Erst kürzlich wurde im Südirak in der Wüste nahe der Stadt Samawa unter Zuhilfenahme neuester Satellitentechnologie ein Massengrab entdeckt, in dem vermutlich gegen Ende der 1980er Jahre einhundertfünfzig kurdische Frauen und Kinder verscharrt wurden. Das extrem trockene Wüstenklima sorgte dafür, dass Kleider, ja, selbst Teddybären, fast unzerstört die Zeit überstanden. Journalisten des kurdischen Nachrichtensenders Rudaw waren bei der Öffnung des Grabs dabei und dokumentierten sie mit einer Reihe erschütternder Bilder.
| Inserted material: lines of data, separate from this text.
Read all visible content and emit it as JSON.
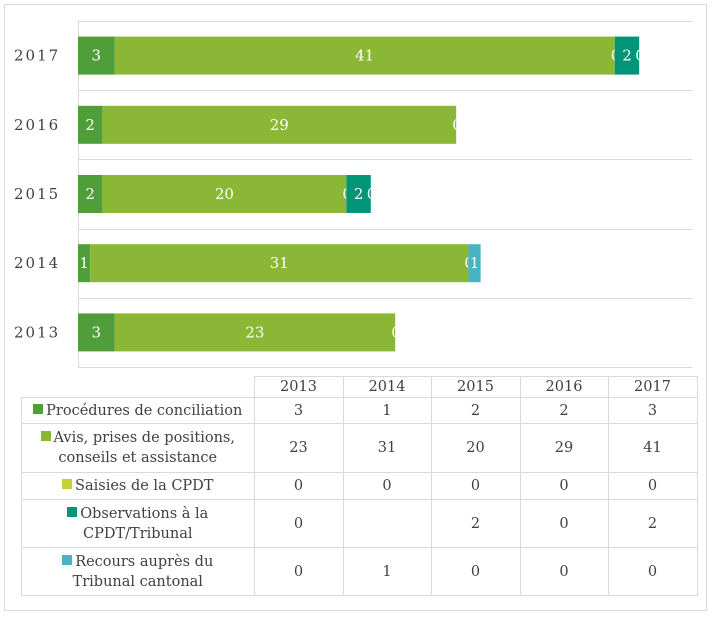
{
  "chart_data": {
    "type": "bar",
    "orientation": "horizontal",
    "stacked": true,
    "title": "",
    "xlabel": "",
    "ylabel": "",
    "categories": [
      "2017",
      "2016",
      "2015",
      "2014",
      "2013"
    ],
    "xlim": [
      0,
      50
    ],
    "grid": true,
    "legend": "data-table-below",
    "series": [
      {
        "name": "Procédures de conciliation",
        "color": "#509e3a",
        "values": [
          3,
          2,
          2,
          1,
          3
        ],
        "labels": [
          "3",
          "2",
          "2",
          "1",
          "3"
        ]
      },
      {
        "name": "Avis, prises de positions, conseils et assistance",
        "color": "#8ab735",
        "values": [
          41,
          29,
          20,
          31,
          23
        ],
        "labels": [
          "41",
          "29",
          "20",
          "31",
          "23"
        ]
      },
      {
        "name": "Saisies de la CPDT",
        "color": "#c3d335",
        "values": [
          0,
          0,
          0,
          0,
          0
        ],
        "labels": [
          "0",
          "0",
          "0",
          "0",
          "0"
        ]
      },
      {
        "name": "Observations à la CPDT/Tribunal",
        "color": "#009479",
        "values": [
          2,
          0,
          2,
          null,
          0
        ],
        "labels": [
          "2",
          "",
          "2",
          "",
          ""
        ]
      },
      {
        "name": "Recours auprès du Tribunal cantonal",
        "color": "#48b3c3",
        "values": [
          0,
          0,
          0,
          1,
          0
        ],
        "labels": [
          "0",
          "",
          "0",
          "1",
          ""
        ]
      }
    ]
  },
  "table": {
    "years": [
      "2013",
      "2014",
      "2015",
      "2016",
      "2017"
    ],
    "rows": [
      {
        "name_lines": [
          "Procédures de conciliation"
        ],
        "color": "#509e3a",
        "values": [
          "3",
          "1",
          "2",
          "2",
          "3"
        ]
      },
      {
        "name_lines": [
          "Avis, prises de positions,",
          "conseils et assistance"
        ],
        "color": "#8ab735",
        "values": [
          "23",
          "31",
          "20",
          "29",
          "41"
        ]
      },
      {
        "name_lines": [
          "Saisies de la CPDT"
        ],
        "color": "#c3d335",
        "values": [
          "0",
          "0",
          "0",
          "0",
          "0"
        ]
      },
      {
        "name_lines": [
          "Observations à la",
          "CPDT/Tribunal"
        ],
        "color": "#009479",
        "values": [
          "0",
          "",
          "2",
          "0",
          "2"
        ]
      },
      {
        "name_lines": [
          "Recours auprès du",
          "Tribunal cantonal"
        ],
        "color": "#48b3c3",
        "values": [
          "0",
          "1",
          "0",
          "0",
          "0"
        ]
      }
    ]
  }
}
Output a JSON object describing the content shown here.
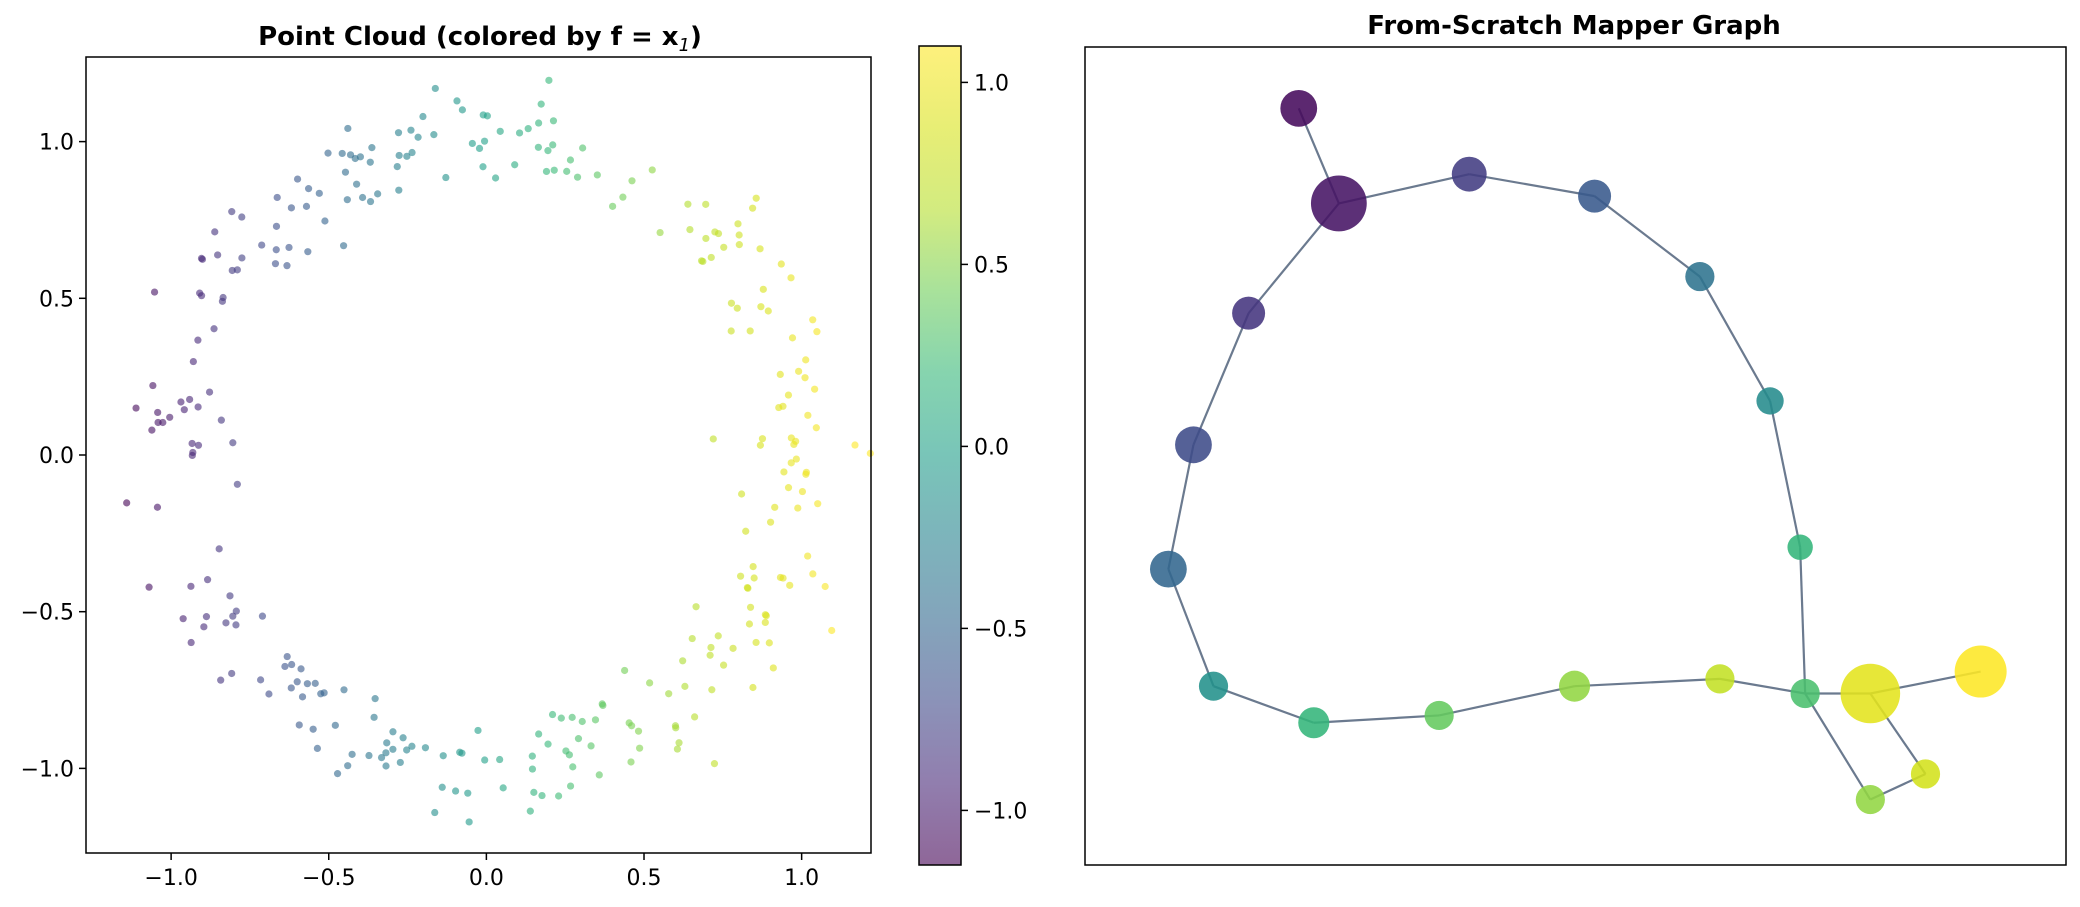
{
  "chart_data": [
    {
      "type": "scatter",
      "title": "Point Cloud (colored by f = x",
      "title_subscript": "1",
      "title_suffix": ")",
      "xlabel": "",
      "ylabel": "",
      "xlim": [
        -1.27,
        1.22
      ],
      "ylim": [
        -1.27,
        1.27
      ],
      "xticks": [
        -1.0,
        -0.5,
        0.0,
        0.5,
        1.0
      ],
      "xtick_labels": [
        "−1.0",
        "−0.5",
        "0.0",
        "0.5",
        "1.0"
      ],
      "yticks": [
        -1.0,
        -0.5,
        0.0,
        0.5,
        1.0
      ],
      "ytick_labels": [
        "−1.0",
        "−0.5",
        "0.0",
        "0.5",
        "1.0"
      ],
      "colormap": "viridis",
      "point_alpha": 0.6,
      "color_by": "x",
      "n_points": 300,
      "ring_radius_mean": 1.0,
      "ring_noise": 0.08,
      "colorbar": {
        "range": [
          -1.15,
          1.1
        ],
        "ticks": [
          1.0,
          0.5,
          0.0,
          -0.5,
          -1.0
        ],
        "tick_labels": [
          "1.0",
          "0.5",
          "0.0",
          "−0.5",
          "−1.0"
        ]
      }
    },
    {
      "type": "graph",
      "title": "From-Scratch Mapper Graph",
      "node_color_range": [
        -1.1,
        1.1
      ],
      "nodes": [
        {
          "id": 0,
          "x": 0.22,
          "y": 0.93,
          "value": -1.05,
          "size": 12
        },
        {
          "id": 1,
          "x": 0.3,
          "y": 0.8,
          "value": -1.0,
          "size": 22
        },
        {
          "id": 2,
          "x": 0.56,
          "y": 0.84,
          "value": -0.75,
          "size": 11
        },
        {
          "id": 3,
          "x": 0.81,
          "y": 0.81,
          "value": -0.55,
          "size": 10
        },
        {
          "id": 4,
          "x": 1.02,
          "y": 0.7,
          "value": -0.35,
          "size": 8
        },
        {
          "id": 5,
          "x": 1.16,
          "y": 0.53,
          "value": -0.15,
          "size": 7
        },
        {
          "id": 6,
          "x": 1.22,
          "y": 0.33,
          "value": 0.2,
          "size": 6
        },
        {
          "id": 7,
          "x": 1.23,
          "y": 0.13,
          "value": 0.3,
          "size": 8
        },
        {
          "id": 8,
          "x": 1.36,
          "y": 0.13,
          "value": 0.95,
          "size": 24
        },
        {
          "id": 9,
          "x": 1.58,
          "y": 0.16,
          "value": 1.1,
          "size": 20
        },
        {
          "id": 10,
          "x": 1.47,
          "y": 0.02,
          "value": 0.85,
          "size": 8
        },
        {
          "id": 11,
          "x": 1.36,
          "y": -0.015,
          "value": 0.55,
          "size": 8
        },
        {
          "id": 12,
          "x": 1.06,
          "y": 0.15,
          "value": 0.75,
          "size": 8
        },
        {
          "id": 13,
          "x": 0.77,
          "y": 0.14,
          "value": 0.55,
          "size": 9
        },
        {
          "id": 14,
          "x": 0.5,
          "y": 0.1,
          "value": 0.4,
          "size": 8
        },
        {
          "id": 15,
          "x": 0.25,
          "y": 0.09,
          "value": 0.2,
          "size": 9
        },
        {
          "id": 16,
          "x": 0.05,
          "y": 0.14,
          "value": -0.1,
          "size": 8
        },
        {
          "id": 17,
          "x": -0.04,
          "y": 0.3,
          "value": -0.45,
          "size": 12
        },
        {
          "id": 18,
          "x": 0.01,
          "y": 0.47,
          "value": -0.65,
          "size": 12
        },
        {
          "id": 19,
          "x": 0.12,
          "y": 0.65,
          "value": -0.8,
          "size": 10
        }
      ],
      "edges": [
        [
          0,
          1
        ],
        [
          1,
          2
        ],
        [
          2,
          3
        ],
        [
          3,
          4
        ],
        [
          4,
          5
        ],
        [
          5,
          6
        ],
        [
          6,
          7
        ],
        [
          7,
          8
        ],
        [
          8,
          9
        ],
        [
          8,
          10
        ],
        [
          10,
          11
        ],
        [
          11,
          7
        ],
        [
          7,
          12
        ],
        [
          12,
          13
        ],
        [
          13,
          14
        ],
        [
          14,
          15
        ],
        [
          15,
          16
        ],
        [
          16,
          17
        ],
        [
          17,
          18
        ],
        [
          18,
          19
        ],
        [
          19,
          1
        ]
      ],
      "edge_color": "#6b7a8f"
    }
  ]
}
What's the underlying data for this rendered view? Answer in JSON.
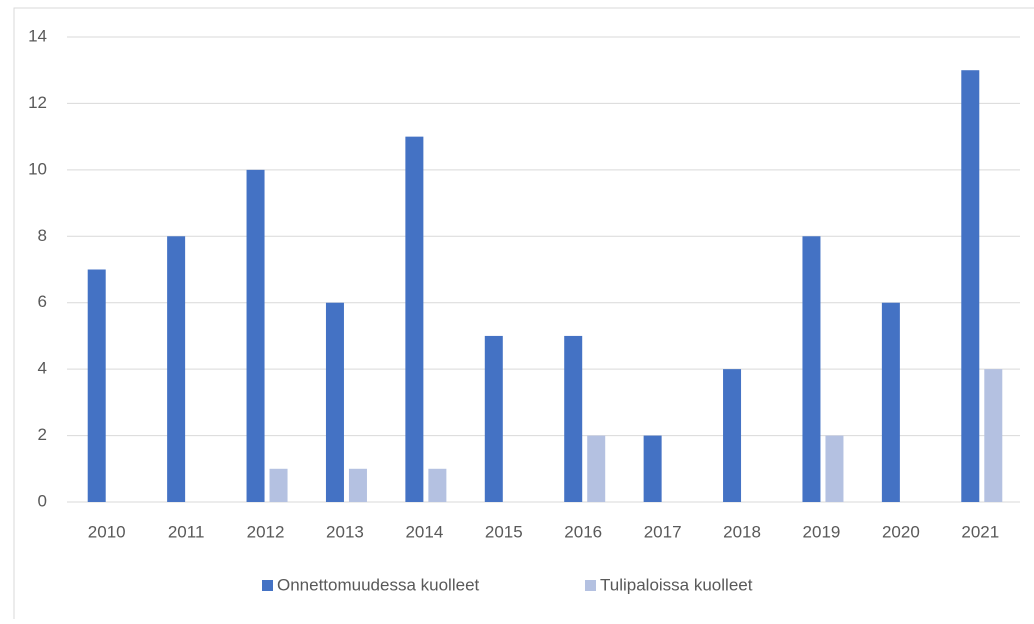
{
  "chart_data": {
    "type": "bar",
    "categories": [
      "2010",
      "2011",
      "2012",
      "2013",
      "2014",
      "2015",
      "2016",
      "2017",
      "2018",
      "2019",
      "2020",
      "2021"
    ],
    "series": [
      {
        "name": "Onnettomuudessa kuolleet",
        "color": "#4472c4",
        "values": [
          7,
          8,
          10,
          6,
          11,
          5,
          5,
          2,
          4,
          8,
          6,
          13
        ]
      },
      {
        "name": "Tulipaloissa kuolleet",
        "color": "#b4c1e1",
        "values": [
          0,
          0,
          1,
          1,
          1,
          0,
          2,
          0,
          0,
          2,
          0,
          4
        ]
      }
    ],
    "ylim": [
      0,
      14
    ],
    "yticks": [
      0,
      2,
      4,
      6,
      8,
      10,
      12,
      14
    ],
    "grid": true,
    "legend": "bottom"
  }
}
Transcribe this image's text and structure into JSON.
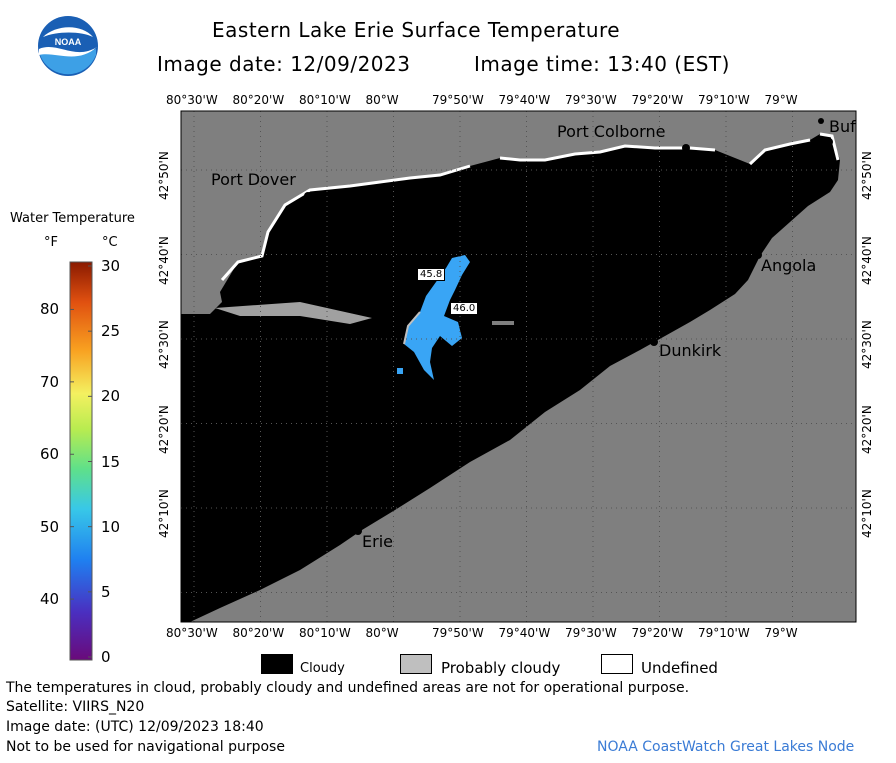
{
  "header": {
    "title": "Eastern Lake Erie Surface Temperature",
    "image_date": "Image date: 12/09/2023",
    "image_time": "Image time: 13:40 (EST)"
  },
  "logo": {
    "text": "NOAA"
  },
  "axes": {
    "top_longitudes": [
      "80°30'W",
      "80°20'W",
      "80°10'W",
      "80°W",
      "79°50'W",
      "79°40'W",
      "79°30'W",
      "79°20'W",
      "79°10'W",
      "79°W"
    ],
    "bottom_longitudes": [
      "80°30'W",
      "80°20'W",
      "80°10'W",
      "80°W",
      "79°50'W",
      "79°40'W",
      "79°30'W",
      "79°20'W",
      "79°10'W",
      "79°W"
    ],
    "left_latitudes": [
      "42°50'N",
      "42°40'N",
      "42°30'N",
      "42°20'N",
      "42°10'N"
    ],
    "right_latitudes": [
      "42°50'N",
      "42°40'N",
      "42°30'N",
      "42°20'N",
      "42°10'N"
    ]
  },
  "places": {
    "port_colborne": "Port Colborne",
    "port_dover": "Port Dover",
    "angola": "Angola",
    "dunkirk": "Dunkirk",
    "erie": "Erie",
    "buffalo": "Buf"
  },
  "temp_labels": {
    "t1": "45.8",
    "t2": "46.0"
  },
  "colorbar": {
    "title": "Water Temperature",
    "unit_f": "°F",
    "unit_c": "°C",
    "f_ticks": [
      "80",
      "70",
      "60",
      "50",
      "40"
    ],
    "c_ticks": [
      "30",
      "25",
      "20",
      "15",
      "10",
      "5",
      "0"
    ]
  },
  "legend": {
    "cloudy": "Cloudy",
    "probably_cloudy": "Probably cloudy",
    "undefined": "Undefined"
  },
  "footer": {
    "disclaimer": "The temperatures in cloud, probably cloudy and undefined areas are not for operational purpose.",
    "satellite": "Satellite: VIIRS_N20",
    "utc_date": "Image date: (UTC) 12/09/2023  18:40",
    "nav_warning": "Not to be used for navigational purpose",
    "credit": "NOAA CoastWatch Great Lakes Node"
  },
  "colors": {
    "land": "#7f7f7f",
    "cloud": "#000000",
    "probably_cloudy": "#bfbfbf",
    "water_warm": "#39a5f5",
    "credit": "#3a7bd5"
  }
}
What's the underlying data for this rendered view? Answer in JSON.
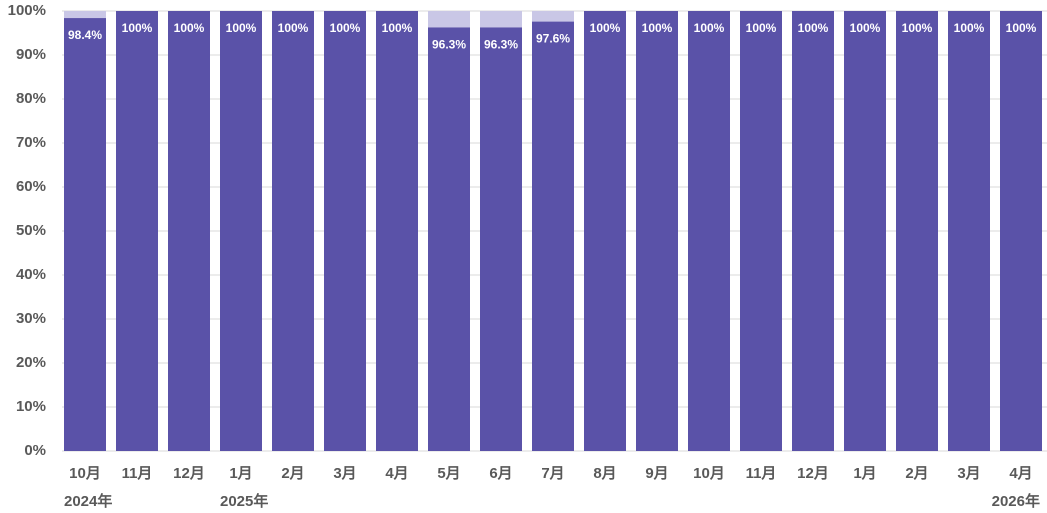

Im Rahmen der sogenannten Anfal-Kampagne, die auf die systematische Zerstörung großer Teile des ländlichen Kurdistans zielte, »verschwanden« fast 200.000 Menschen, deren Leichen nun sukzessive in unzähligen Massengräbern gefunden werden. Damals ließ Saddam Hussein systematisch 2.000 kurdische Dörfer und zehn Städte, teils unter Einsatz von Giftgas, zerstören und die Bevölkerung deportieren. Glücklich jene, die in »Collective Towns« neu angesiedelt wurden, die in den Ebenen Kurdistans lagen und von Militär und Geheimdienst leicht zu kontrollieren waren.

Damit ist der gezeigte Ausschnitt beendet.